CERN has given me hope that the medical community is working to help others. There is so much support for breast cancer that sometimes you wonder who is out there helping cure brain and spinal cancer. When I was first diagnosed there wasn’t much on the internet about ependymoma. Now, it is so wonderful to see CERN and Facebook pages where we can all connect and support one another.
The last five years have been a whirlwind of sadness and happiness. I am still grieving, and that’s okay. I had a lot taken away from me, but I was given so much more.

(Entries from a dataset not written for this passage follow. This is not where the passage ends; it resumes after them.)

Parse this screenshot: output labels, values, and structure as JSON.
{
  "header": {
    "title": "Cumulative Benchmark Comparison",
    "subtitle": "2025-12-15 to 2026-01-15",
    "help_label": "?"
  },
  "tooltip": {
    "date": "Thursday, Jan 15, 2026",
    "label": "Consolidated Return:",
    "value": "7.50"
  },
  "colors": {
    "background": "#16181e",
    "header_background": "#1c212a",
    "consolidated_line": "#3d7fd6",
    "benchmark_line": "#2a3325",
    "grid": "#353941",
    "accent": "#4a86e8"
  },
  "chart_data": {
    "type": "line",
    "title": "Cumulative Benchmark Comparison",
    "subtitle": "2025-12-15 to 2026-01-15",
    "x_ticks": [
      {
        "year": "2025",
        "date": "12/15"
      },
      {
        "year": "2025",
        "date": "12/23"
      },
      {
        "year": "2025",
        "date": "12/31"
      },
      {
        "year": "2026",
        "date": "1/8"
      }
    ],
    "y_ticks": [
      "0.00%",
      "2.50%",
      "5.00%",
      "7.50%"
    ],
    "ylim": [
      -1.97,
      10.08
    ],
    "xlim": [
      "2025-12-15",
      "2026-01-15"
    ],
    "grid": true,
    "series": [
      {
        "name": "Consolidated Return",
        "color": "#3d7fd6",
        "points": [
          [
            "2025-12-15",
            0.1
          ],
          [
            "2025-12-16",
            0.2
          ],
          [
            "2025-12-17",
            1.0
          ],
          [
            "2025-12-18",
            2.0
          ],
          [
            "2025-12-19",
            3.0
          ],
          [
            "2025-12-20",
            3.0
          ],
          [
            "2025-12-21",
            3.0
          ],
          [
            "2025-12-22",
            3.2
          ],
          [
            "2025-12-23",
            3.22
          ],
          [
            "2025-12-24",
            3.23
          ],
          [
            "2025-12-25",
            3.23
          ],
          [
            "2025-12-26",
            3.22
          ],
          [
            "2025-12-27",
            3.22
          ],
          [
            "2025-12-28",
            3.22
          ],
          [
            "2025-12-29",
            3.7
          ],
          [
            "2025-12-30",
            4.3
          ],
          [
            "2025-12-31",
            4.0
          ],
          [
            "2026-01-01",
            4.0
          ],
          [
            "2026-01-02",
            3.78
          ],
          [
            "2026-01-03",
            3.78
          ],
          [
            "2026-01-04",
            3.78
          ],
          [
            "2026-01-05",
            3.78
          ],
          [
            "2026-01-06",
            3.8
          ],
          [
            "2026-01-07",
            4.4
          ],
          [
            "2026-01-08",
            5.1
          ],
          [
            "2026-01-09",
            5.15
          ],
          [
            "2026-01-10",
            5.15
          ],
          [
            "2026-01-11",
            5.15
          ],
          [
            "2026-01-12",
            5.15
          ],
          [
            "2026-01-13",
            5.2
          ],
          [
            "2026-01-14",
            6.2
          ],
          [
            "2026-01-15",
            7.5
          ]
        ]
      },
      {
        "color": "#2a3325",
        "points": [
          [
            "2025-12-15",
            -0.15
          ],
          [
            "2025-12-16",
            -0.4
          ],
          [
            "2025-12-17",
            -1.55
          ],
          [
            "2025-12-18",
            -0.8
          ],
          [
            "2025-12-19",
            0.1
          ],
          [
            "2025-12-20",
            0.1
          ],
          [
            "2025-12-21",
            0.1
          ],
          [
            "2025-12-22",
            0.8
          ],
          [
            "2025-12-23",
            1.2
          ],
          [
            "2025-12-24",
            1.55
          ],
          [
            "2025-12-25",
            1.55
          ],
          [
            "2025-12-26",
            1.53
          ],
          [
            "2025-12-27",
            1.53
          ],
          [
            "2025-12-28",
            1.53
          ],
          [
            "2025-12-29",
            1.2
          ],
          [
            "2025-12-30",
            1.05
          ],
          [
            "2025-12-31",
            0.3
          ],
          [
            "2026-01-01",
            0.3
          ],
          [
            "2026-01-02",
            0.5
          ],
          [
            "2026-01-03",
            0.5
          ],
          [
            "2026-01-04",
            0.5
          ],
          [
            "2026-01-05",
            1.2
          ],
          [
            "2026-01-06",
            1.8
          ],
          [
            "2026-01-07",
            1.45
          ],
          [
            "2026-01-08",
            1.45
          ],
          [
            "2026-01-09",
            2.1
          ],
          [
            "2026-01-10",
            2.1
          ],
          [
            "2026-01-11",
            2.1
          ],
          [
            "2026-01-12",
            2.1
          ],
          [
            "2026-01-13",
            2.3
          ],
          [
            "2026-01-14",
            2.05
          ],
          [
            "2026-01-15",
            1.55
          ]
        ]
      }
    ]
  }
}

My body is not the same and probably will never be what it was before the cancer. I have severe nerve damage, which causes pain to radiate down my right leg. I have degenerative disc disease, Osteoarthritis, pinched nerves, which means my back is always giving me trouble. I have learned how to cope with it all. I have a wonderful pain management doctor who is compassionate and understands what happened.
My life has been forever changed because of spinal cancer. If I could change what happened, I wouldn’t. We have dealt with so many tragedies in the first five years of our marriage that we can deal with anything that life brings us. My whole outlook on life has changed and I am a fighter. It has made our entire family stronger and we are thankful for what we have.